Jan Herling

Advanced self-contained object removal for realizing real-time Diminished Reality in unconstrained environments

While Augmented Reality has always been restricted to adding artificial content to the real environment, Diminished Reality allows for removing real world content. Existing approaches however, either require complex setups or are not applicable in real-time. In this paper we present our approach for removing real-world objects from a live video stream of the users real environment. Our approach is based on a simple setup and neither requires any pre-processing nor any information on the structure and location of the objects to be removed or on their background. Our approach is based on the identification of the objects to be removed combined with an image completion and synthesis algorithm. The performance of our approach is one to two magnitudes better than that of previous work in the area of image completion, providing real-time object cancellation on standard laptop or tablet computers.
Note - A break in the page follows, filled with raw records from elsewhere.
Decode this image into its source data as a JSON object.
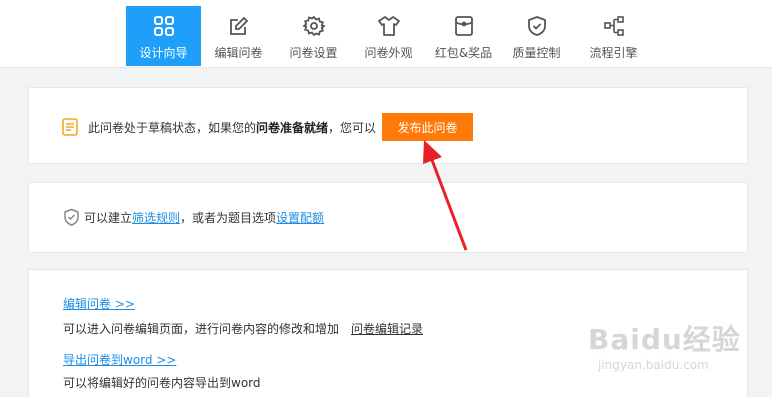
{
  "nav": {
    "tabs": [
      {
        "label": "设计向导",
        "icon": "grid-icon",
        "active": true
      },
      {
        "label": "编辑问卷",
        "icon": "edit-icon",
        "active": false
      },
      {
        "label": "问卷设置",
        "icon": "gear-icon",
        "active": false
      },
      {
        "label": "问卷外观",
        "icon": "shirt-icon",
        "active": false
      },
      {
        "label": "红包&奖品",
        "icon": "redpacket-icon",
        "active": false
      },
      {
        "label": "质量控制",
        "icon": "shield-check-icon",
        "active": false
      },
      {
        "label": "流程引擎",
        "icon": "flow-icon",
        "active": false
      }
    ],
    "active_color": "#1ea0fa"
  },
  "draft_notice": {
    "icon": "document-icon",
    "text_before": "此问卷处于草稿状态，如果您的",
    "text_bold": "问卷准备就绪",
    "text_after": "，您可以",
    "publish_button": "发布此问卷",
    "button_color": "#ff7a0a"
  },
  "filter_notice": {
    "icon": "shield-icon",
    "text1": "可以建立",
    "link1": "筛选规则",
    "text2": "，或者为题目选项",
    "link2": "设置配额"
  },
  "actions": {
    "edit_link": "编辑问卷 >>",
    "edit_desc": "可以进入问卷编辑页面，进行问卷内容的修改和增加",
    "edit_record_link": "问卷编辑记录",
    "export_link": "导出问卷到word >>",
    "export_desc": "可以将编辑好的问卷内容导出到word"
  },
  "watermark": {
    "main": "Baidu经验",
    "sub": "jingyan.baidu.com"
  },
  "annotation": {
    "arrow_color": "#e8202a"
  }
}
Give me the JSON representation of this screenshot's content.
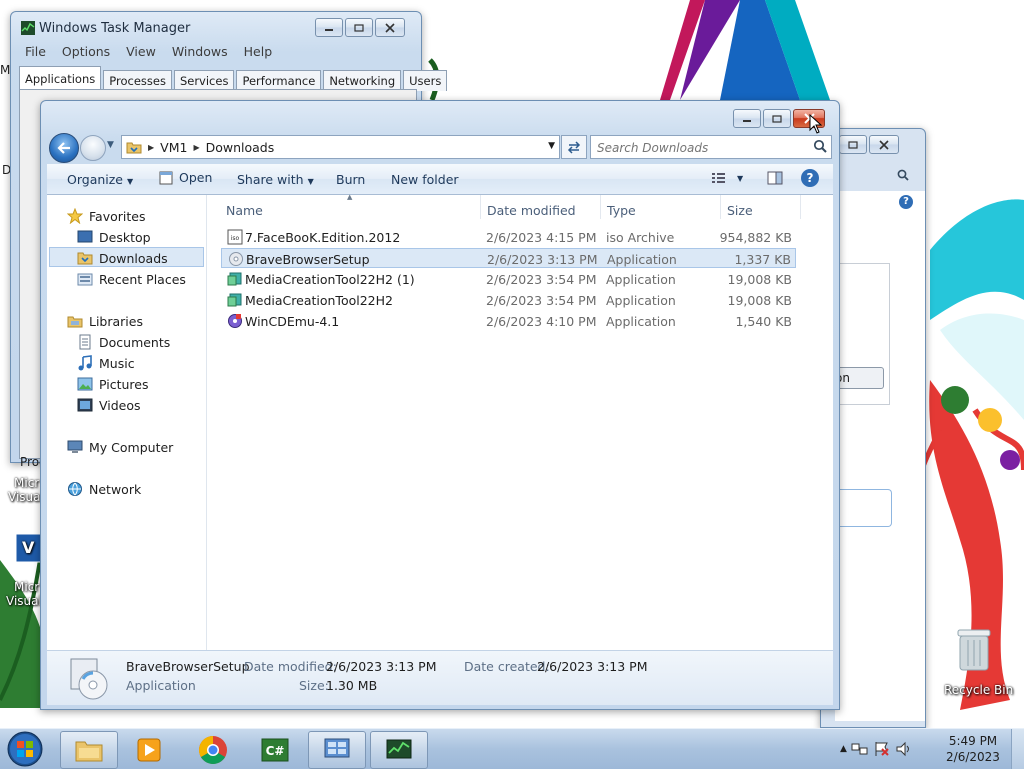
{
  "task_manager": {
    "title": "Windows Task Manager",
    "menu": [
      "File",
      "Options",
      "View",
      "Windows",
      "Help"
    ],
    "tabs": [
      "Applications",
      "Processes",
      "Services",
      "Performance",
      "Networking",
      "Users"
    ],
    "active_tab": "Applications",
    "footer_fragment": "Proc"
  },
  "explorer": {
    "breadcrumb": [
      "VM1",
      "Downloads"
    ],
    "search_placeholder": "Search Downloads",
    "toolbar": {
      "organize": "Organize",
      "open": "Open",
      "share_with": "Share with",
      "burn": "Burn",
      "new_folder": "New folder"
    },
    "nav": {
      "favorites_header": "Favorites",
      "favorites": [
        "Desktop",
        "Downloads",
        "Recent Places"
      ],
      "libraries_header": "Libraries",
      "libraries": [
        "Documents",
        "Music",
        "Pictures",
        "Videos"
      ],
      "computer": "My Computer",
      "network": "Network"
    },
    "selected_nav": "Downloads",
    "columns": [
      "Name",
      "Date modified",
      "Type",
      "Size"
    ],
    "files": [
      {
        "name": "7.FaceBooK.Edition.2012",
        "date": "2/6/2023 4:15 PM",
        "type": "iso Archive",
        "size": "954,882 KB",
        "icon": "iso-icon"
      },
      {
        "name": "BraveBrowserSetup",
        "date": "2/6/2023 3:13 PM",
        "type": "Application",
        "size": "1,337 KB",
        "icon": "setup-icon"
      },
      {
        "name": "MediaCreationTool22H2 (1)",
        "date": "2/6/2023 3:54 PM",
        "type": "Application",
        "size": "19,008 KB",
        "icon": "media-tool-icon"
      },
      {
        "name": "MediaCreationTool22H2",
        "date": "2/6/2023 3:54 PM",
        "type": "Application",
        "size": "19,008 KB",
        "icon": "media-tool-icon"
      },
      {
        "name": "WinCDEmu-4.1",
        "date": "2/6/2023 4:10 PM",
        "type": "Application",
        "size": "1,540 KB",
        "icon": "wincdemu-icon"
      }
    ],
    "selected_file": "BraveBrowserSetup",
    "details": {
      "name": "BraveBrowserSetup",
      "type": "Application",
      "date_modified_label": "Date modified:",
      "date_modified": "2/6/2023 3:13 PM",
      "date_created_label": "Date created:",
      "date_created": "2/6/2023 3:13 PM",
      "size_label": "Size:",
      "size": "1.30 MB"
    }
  },
  "background_fragments": {
    "button_fragment": "on",
    "desktop_icon_label_1a": "Micr",
    "desktop_icon_label_1b": "Visual",
    "desktop_icon_label_2a": "Micr",
    "desktop_icon_label_2b": "Visual",
    "desktop_icon_badge": "V",
    "recycle_bin": "Recycle Bin",
    "left_edge_1": "M",
    "left_edge_2": "D"
  },
  "taskbar": {
    "time": "5:49 PM",
    "date": "2/6/2023",
    "apps": [
      "windows-explorer-icon",
      "media-player-icon",
      "chrome-icon",
      "csharp-icon",
      "control-panel-icon",
      "task-manager-icon"
    ]
  },
  "colors": {
    "accent": "#2a71c0",
    "selection": "#dbe8f6",
    "close_red": "#c9391c"
  }
}
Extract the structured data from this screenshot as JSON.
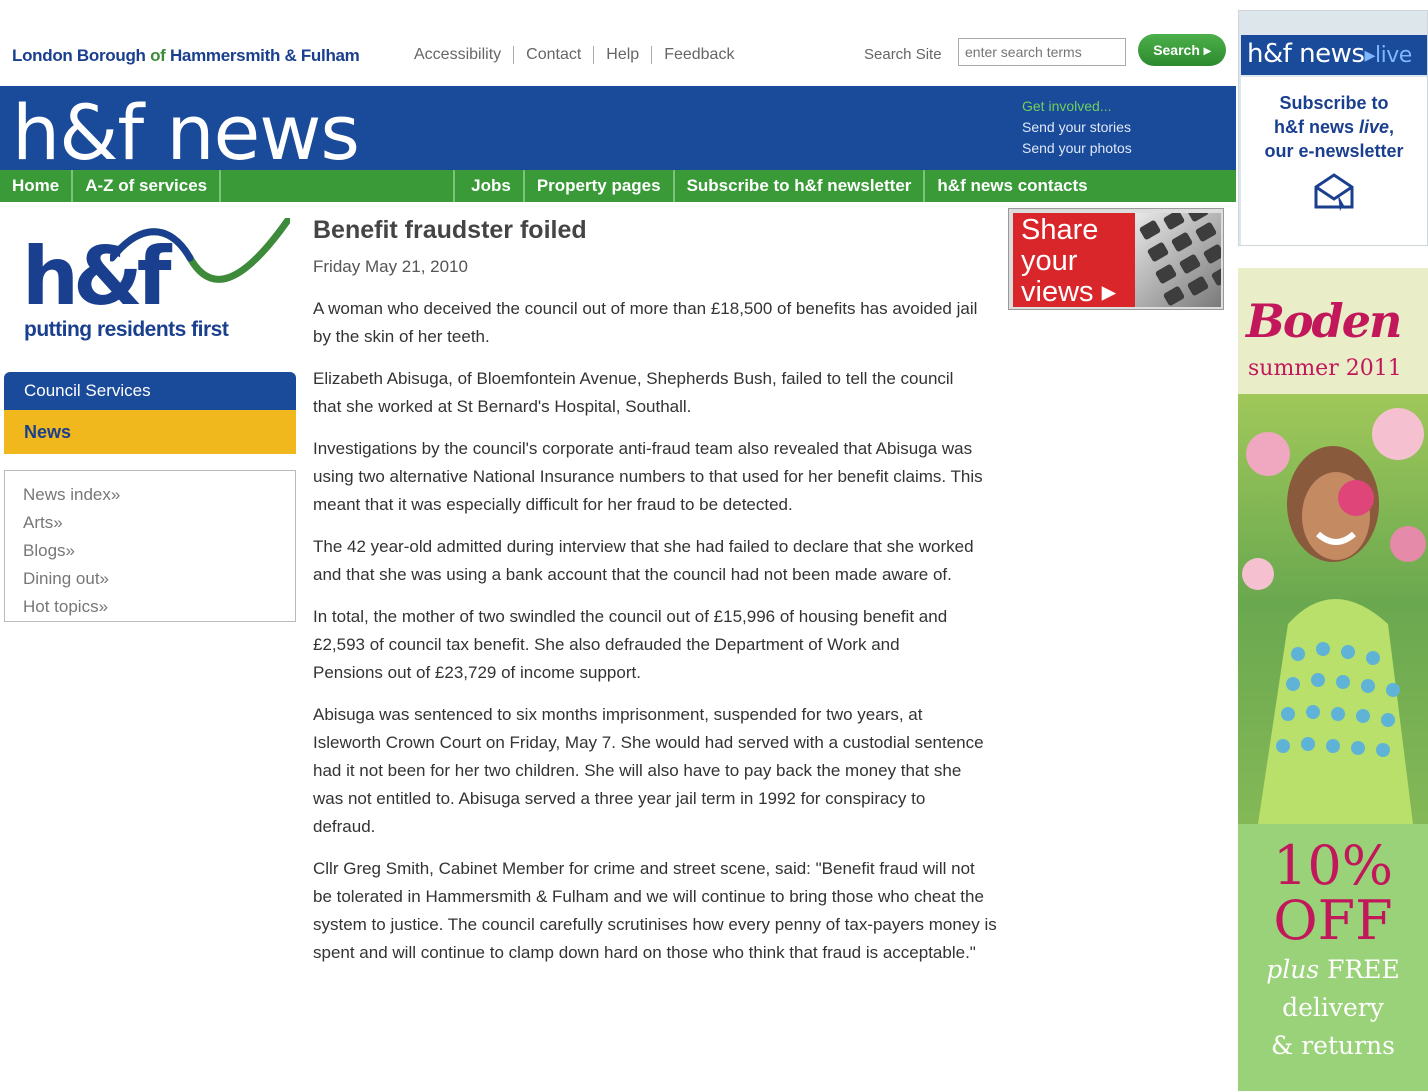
{
  "header": {
    "borough_prefix": "London Borough",
    "borough_of": " of ",
    "borough_suffix": "Hammersmith & Fulham",
    "utility_links": [
      "Accessibility",
      "Contact",
      "Help",
      "Feedback"
    ],
    "search_label": "Search Site",
    "search_placeholder": "enter search terms",
    "search_button": "Search ▸"
  },
  "masthead": {
    "title": "h&f news",
    "get_involved_title": "Get involved...",
    "get_involved_links": [
      "Send your stories",
      "Send your photos"
    ]
  },
  "nav": {
    "items": [
      "Home",
      "A-Z of services",
      "Jobs",
      "Property pages",
      "Subscribe to h&f newsletter",
      "h&f news contacts"
    ]
  },
  "sidebar": {
    "logo_text": "h&f",
    "tagline": "putting residents first",
    "section": "Council Services",
    "current": "News",
    "links": [
      "News index»",
      "Arts»",
      "Blogs»",
      "Dining out»",
      "Hot topics»"
    ]
  },
  "article": {
    "title": "Benefit fraudster foiled",
    "date": "Friday May 21, 2010",
    "paragraphs": [
      "A woman who deceived the council out of more than £18,500 of benefits has avoided jail by the skin of her teeth.",
      "Elizabeth Abisuga, of Bloemfontein Avenue, Shepherds Bush, failed to tell the council that she worked at St Bernard's Hospital, Southall.",
      "Investigations by the council's corporate anti-fraud team also revealed that Abisuga was using two alternative National Insurance numbers to that used for her benefit claims. This meant that it was especially difficult for her fraud to be detected.",
      "The 42 year-old admitted during interview that she had failed to declare that she worked and that she was using a bank account that the council had not been made aware of.",
      "In total, the mother of two swindled the council out of £15,996 of housing benefit and £2,593 of council tax benefit. She also defrauded the Department of Work and Pensions out of £23,729 of income support.",
      "Abisuga was sentenced to six months imprisonment, suspended for two years, at Isleworth Crown Court on Friday, May 7. She would had served with a custodial sentence had it not been for her two children. She will also have to pay back the money that she was not entitled to. Abisuga served a three year jail term in 1992 for conspiracy to defraud.",
      "Cllr Greg Smith, Cabinet Member for crime and street scene, said: \"Benefit fraud will not be tolerated in Hammersmith & Fulham and we will continue to bring those who cheat the system to justice. The council carefully scrutinises how every penny of tax-payers money is spent and will continue to clamp down hard on those who think that fraud is acceptable.\""
    ]
  },
  "share": {
    "line1": "Share",
    "line2": "your",
    "line3": "views ▸"
  },
  "live_ad": {
    "brand": "h&f news",
    "brand_suffix": "▸live",
    "line1": "Subscribe to",
    "line2_prefix": "h&f news ",
    "line2_live": "live",
    "line2_comma": ",",
    "line3": "our e-newsletter"
  },
  "boden_ad": {
    "brand": "Boden",
    "season": "summer 2011",
    "discount": "10%",
    "off": "OFF",
    "plus": "plus",
    "free": " FREE",
    "delivery": "delivery",
    "returns": "& returns"
  },
  "colors": {
    "brand_blue": "#1a4a9a",
    "brand_green": "#3a9a38",
    "news_yellow": "#f0b81c",
    "share_red": "#d8262a",
    "boden_pink": "#c2185b"
  }
}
PixMix: A real-time approach to high-quality Diminished Reality

Diminished Reality (DR) allows to remove objects from a video stream while preseving a frame to frame coherence. Some approaches apply a pseudo-DR, allowing for the removal of objects only, while their background can be observed by a second camera. Most real DR approaches are highly computational expensive, not even allowing for interactive rates and/or apply significant restrictions regarding the uniformity of the background, or allow linear camera movements or even a static camera only. In this paper we will present a real-time capable Diminished Reality approach for high-quality image manipulation. Our approach achieves a significantly better performance and image quality for almost planar but non-trivial image backgrounds. Our Diminished Reality pipeline provides coherent video streams even for nonlinear camera movements due to the integration of homography based object tracking.

High-Quality Real-Time Video Inpaintingwith PixMix

While image inpainting has recently become widely available in image manipulation tools, existing approaches to video inpainting typically do not even achieve interactive frame rates yet as they are highly computationally expensive. Further, they either apply severe restrictions on the movement of the camera or do not provide a high-quality coherent video stream. In this paper we will present our approach to high-quality real-time capable image and video inpainting. Our PixMix approach even allows for the manipulation of live video streams, providing the basis for real Diminished Reality (DR) applications. We will show how our approach generates coherent video streams dealing with quite heterogeneous background environments and non-trivial camera movements, even applying constraints in real-time.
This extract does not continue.